This project aims to classify speech acts using machine learning techniques. It includes implementations of various models such as Naive Bayes, Support Vector Machine (SVM), Convolutional Neural Network (CNN), and BERT for both single-label and multi-label classification tasks. The code provides functionalities for data preprocessing, model training, evaluation, and comparison.

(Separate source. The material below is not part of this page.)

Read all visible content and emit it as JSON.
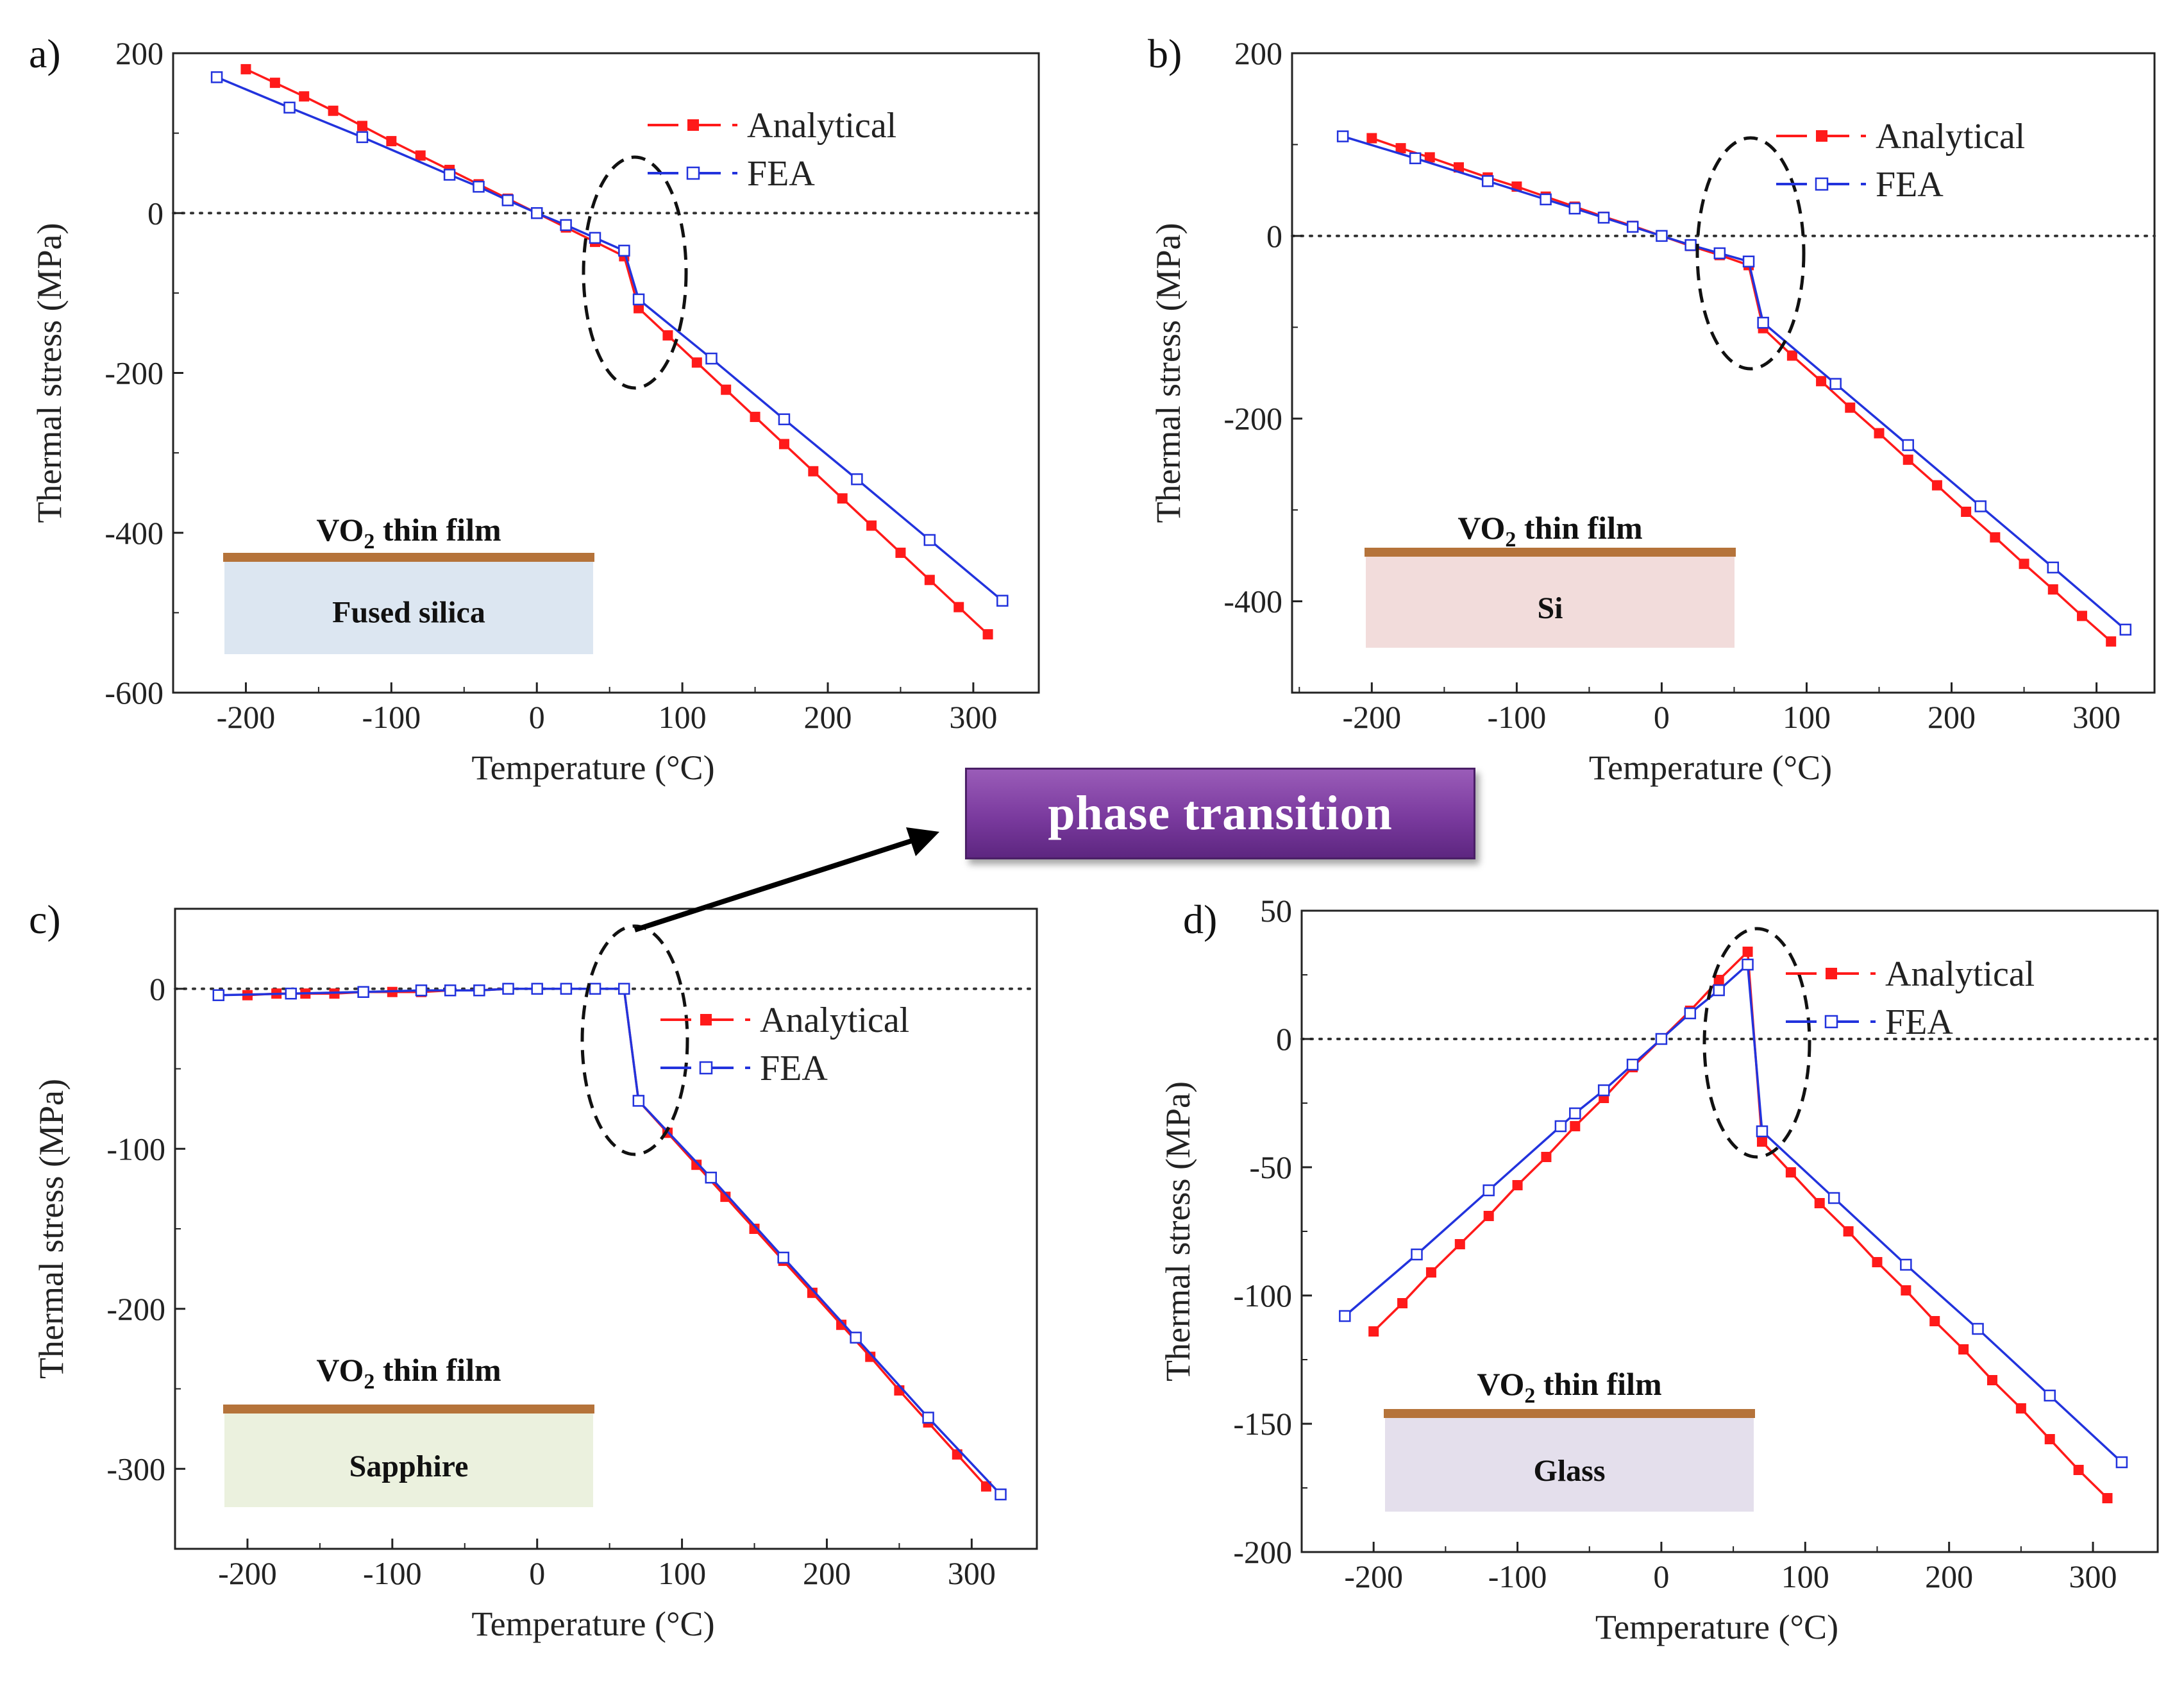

The directory 'data' contains the csv and Excel files for the raw and labelled datasets. Within data the following files exist:
- full-raw-transcript.csv: the original raw data
- original-labels.csv: contains the sentences labelled following the original labels
- adjusted-labels-comms-exclusive.csv: contains the sentences labelled with the Multiple Instances Labelling approach
- adjusted-labels-priorities-importance.csv: contains the sentence labelled with the Priority Labelling approach
- adjusted-labels-multiclass.xlsx: contains the sentences labelled for multi-label classification
The following directories are named after the machine learning technique implemented in those directories. Each directory contains the code for both single and multi label classification for that machine learning technique
- bert
- convolutional-neural-network
- naive-bayes
- support-vector-machine
The following files in the root directory are:
- data-visualisation.ipynb: Running this file generates charts and visualisations for the various data files
- label_regex.py: This file contains several functions that utilise regular expressions to label the original data based on the requirements including priority labelling, multiple instances labelling, and for multi-label classification
It is important to maintain the structure of the project when running it as the paths are relative to the root directory.
In order to run the code a machine with Python 3.x installed is required. Furthermore, in order to run the CNN and BERT models effectively, they need to be run with GPU support such as a platform like Google Colab.
Each jupyter notebook file can be run independently to reproduce the results discussed in the report.